Accessing foreign feed markets is an important consideration for the industry because barley is facing increased competition from wheat- and corn-based dried distillers grain, an abundant byproduct of the North American ethanol industry.

“Instead of being trapped in a domestic fed market, we will be looking at opportunities in export fed markets as well and that is a growing market that we know we can compete in.”

The barley study, which received government and industry funding, was initiated in response to growing concerns about dwindling barley acreage in Canada.

Canadian acreage has dropped from a high of more than 12 million acres in 2002 to a low of six or seven million acres.

“Certainly, the barley industry has been struggling,” Otto said. “The purpose … was to study the barley industry and to try to understand why we’re losing so many acres to other crops.”

John DePape, one of three consultants who helped co-ordinate the study, told delegates at a recent grain industry conference that demand for medium quality malting barley is particularly strong in China.

China is easily the world’s largest brewer of beer, and domestic beer sales in that country are expected to increase significantly over the next few years.

DePape said many Chinese brewers are inclined to use a lower value malt in their brewing process because it allows them to sell discount priced beer that is more affordable to low income earners.

Australia is the main supplier for this market. The Australian industry has been supplying barley known as “fair average quality,” which meets lower visual standards and often has protein levels of 12 percent or higher.

“The thing about malt barley is all you really need is germination,” said DePape. “All the other things are nice to have and good if you want to make high quality beer, (but China’s) quality specs are different than what we have always (offered).”

He said Australia has nearly exclusive access to lower quality malting barley markets in China and other Asian countries.

“They’re doing a great job of clearing their market and by that I mean they’re moving everything,” he said.

“Their carryouts … tend to be much smaller than ours.”

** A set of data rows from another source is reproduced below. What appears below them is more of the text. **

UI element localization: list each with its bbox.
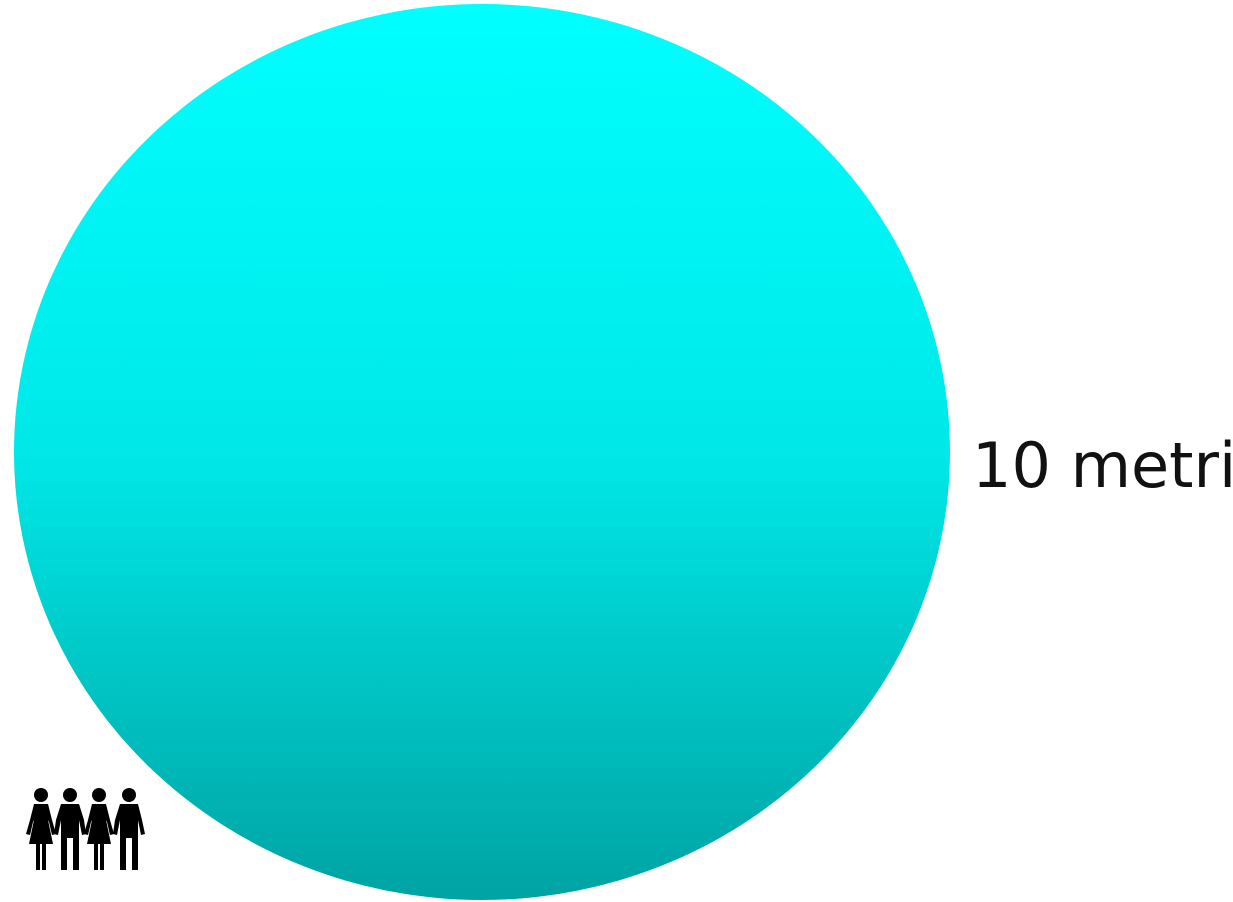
woman-figure-icon	[26, 788, 56, 870]
woman-figure-icon	[84, 788, 114, 870]
man-figure-icon	[113, 788, 145, 870]
people-holding-hands-icon	[22, 786, 152, 876]
man-figure-icon	[54, 788, 86, 870]
scale-label: 10 metri	[972, 429, 1233, 502]
large-cyan-circle	[14, 4, 950, 900]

Otto said gaining access to medium grade barley market could significantly affect Canadian acreage.

One of the knocks against growing barley is the significant financial risk that is borne by farmers when malting barley samples are rejected and the crop is sold as feed.

Otto said Canadian growers will continue to produce top quality barley and exporters will continue to supply premium barley to high-end brewers.

However, the ability to generate additional revenue from medium grade crops will reduce the financial risk associated with planting barley and could mark the beginning of a resurgence in barley acres.

Otto acknowledged that Australia, by virtue of its location, will always have a significant advantage over Canada in serving Asian markets.

Despite that, Canada should be able to gain a larger share of the region’s business.

“Our malting barley market right now is around two million tonnes a year,” he said. “I firmly believe … that we can grow that market by a million tonnes at least.”